There are so many bogus claims out there, high and low. Even the notice on the White House’s Flickr stream says pictures are posted “only for publication by news organizations and/or for personal use printing by the subject(s).... The photograph may not be manipulated in any way....” It’s nice they tell you why they posted it, but they’re not telling you what you’re allowed to do with it. The license link on the same page explains that all intellectual work of the U.S. government is “not subject to copyright in the United States and there are no U.S. copyright restrictions on reproduction, derivative works, distribution, performance, or display of the work.” You’re allowed to put horns on Obama’s picture and march down the street with your derivative work claiming he turns into a lizard at night and eats janitorial staff. You’d only be violating the laws of common sense.
Elinor Ostrom recently became the first woman to win the prestigious “fake” Nobel prize for Economics, for her research on how self-governing groups successfully share resources. She spent years refuting the idea of the Tragedy of the Commons—a thought experiment dating from 1968 that basically said anything shared would get spoiled because people would only value something they owned. The man who authored the idea, Garrett Hardin, presumably observed very unruly preschoolers.

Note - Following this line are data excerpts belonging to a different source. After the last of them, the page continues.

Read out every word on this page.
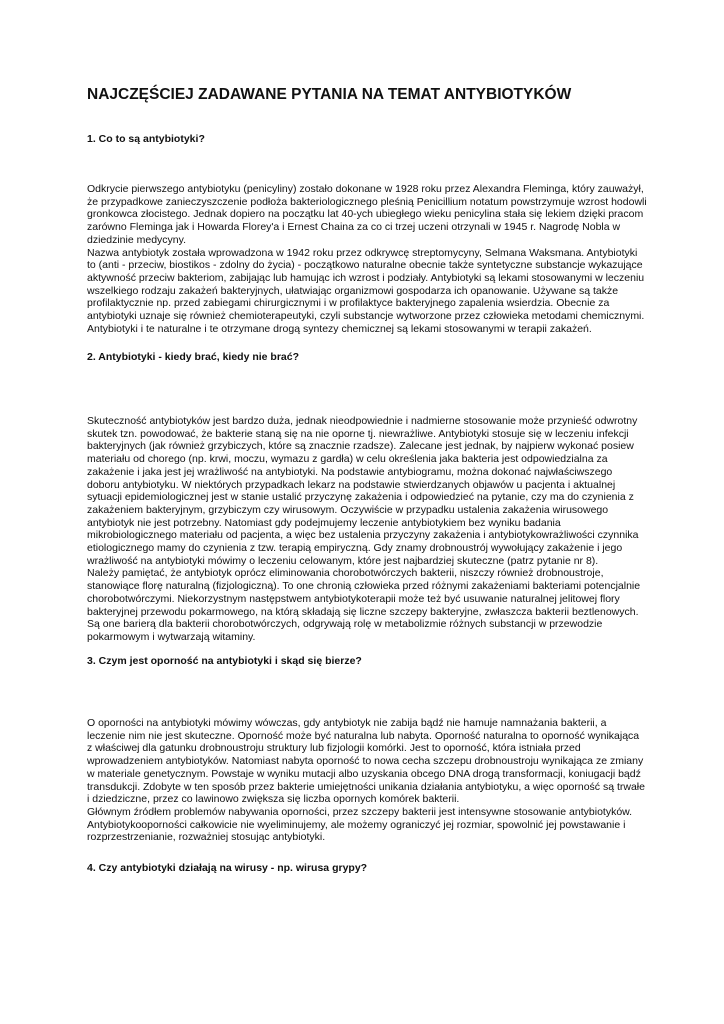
NAJCZĘŚCIEJ ZADAWANE PYTANIA NA TEMAT ANTYBIOTYKÓW
1. Co to są antybiotyki?

Odkrycie pierwszego antybiotyku (penicyliny) zostało dokonane w 1928 roku przez Alexandra Fleminga, który zauważył, że przypadkowe zanieczyszczenie podłoża bakteriologicznego pleśnią Penicillium notatum powstrzymuje wzrost hodowli gronkowca złocistego. Jednak dopiero na początku lat 40-ych ubiegłego wieku penicylina stała się lekiem dzięki pracom zarówno Fleminga jak i Howarda Florey'a i Ernest Chaina za co ci trzej uczeni otrzynali w 1945 r. Nagrodę Nobla w dziedzinie medycyny.

Nazwa antybiotyk została wprowadzona w 1942 roku przez odkrywcę streptomycyny, Selmana Waksmana. Antybiotyki to (anti - przeciw, biostikos - zdolny do życia) - początkowo naturalne obecnie także syntetyczne substancje wykazujące aktywność przeciw bakteriom, zabijając lub hamując ich wzrost i podziały. Antybiotyki są lekami stosowanymi w leczeniu wszelkiego rodzaju zakażeń bakteryjnych, ułatwiając organizmowi gospodarza ich opanowanie. Używane są także profilaktycznie np. przed zabiegami chirurgicznymi i w profilaktyce bakteryjnego zapalenia wsierdzia. Obecnie za antybiotyki uznaje się również chemioterapeutyki, czyli substancje wytworzone przez człowieka metodami chemicznymi. Antybiotyki i te naturalne i te otrzymane drogą syntezy chemicznej są lekami stosowanymi w terapii zakażeń.

2. Antybiotyki - kiedy brać, kiedy nie brać?

Skuteczność antybiotyków jest bardzo duża, jednak nieodpowiednie i nadmierne stosowanie może przynieść odwrotny skutek tzn. powodować, że bakterie staną się na nie oporne tj. niewrażliwe. Antybiotyki stosuje się w leczeniu infekcji bakteryjnych (jak również grzybiczych, które są znacznie rzadsze). Zalecane jest jednak, by najpierw wykonać posiew materiału od chorego (np. krwi, moczu, wymazu z gardła) w celu określenia jaka bakteria jest odpowiedzialna za zakażenie i jaka jest jej wrażliwość na antybiotyki. Na podstawie antybiogramu, można dokonać najwłaściwszego doboru antybiotyku. W niektórych przypadkach lekarz na podstawie stwierdzanych objawów u pacjenta i aktualnej sytuacji epidemiologicznej jest w stanie ustalić przyczynę zakażenia i odpowiedzieć na pytanie, czy ma do czynienia z zakażeniem bakteryjnym, grzybiczym czy wirusowym. Oczywiście w przypadku ustalenia zakażenia wirusowego antybiotyk nie jest potrzebny. Natomiast gdy podejmujemy leczenie antybiotykiem bez wyniku badania mikrobiologicznego materiału od pacjenta, a więc bez ustalenia przyczyny zakażenia i antybiotykowrażliwości czynnika etiologicznego mamy do czynienia z tzw. terapią empiryczną. Gdy znamy drobnoustrój wywołujący zakażenie i jego wrażliwość na antybiotyki mówimy o leczeniu celowanym, które jest najbardziej skuteczne (patrz pytanie nr 8).

Należy pamiętać, że antybiotyk oprócz eliminowania chorobotwórczych bakterii, niszczy również drobnoustroje, stanowiące florę naturalną (fizjologiczną). To one chronią człowieka przed różnymi zakażeniami bakteriami potencjalnie chorobotwórczymi. Niekorzystnym następstwem antybiotykoterapii może też być usuwanie naturalnej jelitowej flory bakteryjnej przewodu pokarmowego, na którą składają się liczne szczepy bakteryjne, zwłaszcza bakterii beztlenowych. Są one barierą dla bakterii chorobotwórczych, odgrywają rolę w metabolizmie różnych substancji w przewodzie pokarmowym i wytwarzają witaminy.

3. Czym jest oporność na antybiotyki i skąd się bierze?

O oporności na antybiotyki mówimy wówczas, gdy antybiotyk nie zabija bądź nie hamuje namnażania bakterii, a leczenie nim nie jest skuteczne. Oporność może być naturalna lub nabyta. Oporność naturalna to oporność wynikająca z właściwej dla gatunku drobnoustroju struktury lub fizjologii komórki. Jest to oporność, która istniała przed wprowadzeniem antybiotyków. Natomiast nabyta oporność to nowa cecha szczepu drobnoustroju wynikająca ze zmiany w materiale genetycznym. Powstaje w wyniku mutacji albo uzyskania obcego DNA drogą transformacji, koniugacji bądź transdukcji. Zdobyte w ten sposób przez bakterie umiejętności unikania działania antybiotyku, a więc oporność są trwałe i dziedziczne, przez co lawinowo zwiększa się liczba opornych komórek bakterii.

Głównym źródłem problemów nabywania oporności, przez szczepy bakterii jest intensywne stosowanie antybiotyków. Antybiotykooporności całkowicie nie wyeliminujemy, ale możemy ograniczyć jej rozmiar, spowolnić jej powstawanie i rozprzestrzenianie, rozważniej stosując antybiotyki.

4. Czy antybiotyki działają na wirusy - np. wirusa grypy?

Ostrom actually looked at how people share finite resources like forests and grazing land, and found that with the right ground rules people not only did fine, they did better than companies and governments. Yipee for her and all, but why am I telling you about it in a column about digital rights and IP?
Turns out Ostrom laid the groundwork for thinking about the commons, including our very own digital commons. Her work also shows in economically solid terms how and why total monopoly rights, like copyright and patent, might not always be the best for society. Ostrom showed that, when a commons can manage itself, the proximity of the users and the governance, i.e., the two being the same thing, makes the system work more efficiently than either centralized government or strong property rights.